When I joined the Cageprioners team, I was going through my own set of personal trials. In spite of all of their hardships, every single of these men bent over backwards to support me in my difficult moments. On days I struggled most, Moazzam would take me out to lunch to grab a bowl of chicken noodles at a small restaurant located around the corner from our London office and he would comfort me. Feroz after office hours made me mugs of tea, and we’d go through the stash of snacks at the office and talk.

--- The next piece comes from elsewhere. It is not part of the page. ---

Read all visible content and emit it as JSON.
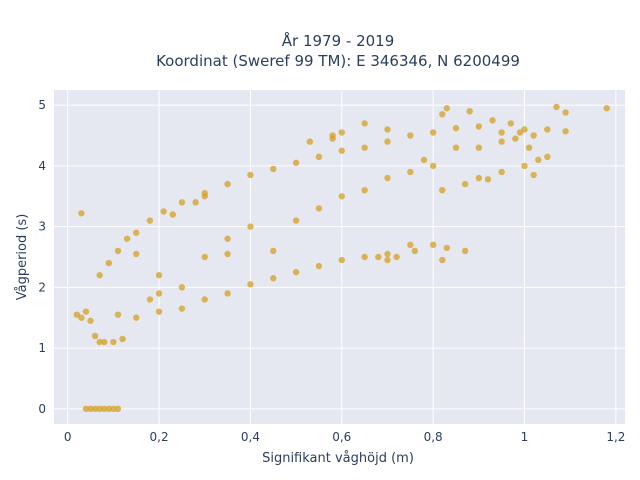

My colleagues, these former Guantanamo Bay detainees, the supposed “jihadists,” have been a backbone of support for the Cageprisoners team. They have shown me friendship. Contrary to the contemporary hysteria against pious Muslim men, they have never terrorized me, they have never intimidated me, or threatened me, and never did they ever attempt to push any form of extreme ideology onto me. To even think of them in this context is entirely absurd.
These men are not the first I have personally known to have been categorized by the US as Al-Qaeda then imprisoned. Being a native of Boston, Massachusetts, I have also crossed paths with both Tarek Mehanna and Aafia Siddiqui. I therefore consider myself well positioned to ask the all-important question: are these really the people that define what the terrorist threat to the United States looks like?
Most disconcerting is the current frenzy over the Al-Qaeda threat on Capitol Hill embodied in the 2012 National Defense Authorization Act (NDAA). Thanks to the demonization of people like Moazzam Begg, Feroz Ali Abbasi, Tariq Dergoul, and Omar Deghayes as “terrorists” and the illusionary and arbitrary characterization of the “terrorist threat,” American citizens are now facing a very serious problem: the possibility that they too could experience military trials and indefinite detention without constitutionally-guaranteed due process.
No wonder countless Americans have been in a state of alarm since President Barack Obama signed the bill into law on the eve of the New Year. Instead of being shut down, Guantanamo Bay has been made permanent, and in the years ahead, the tyranny it represents may become a defining feature of American life.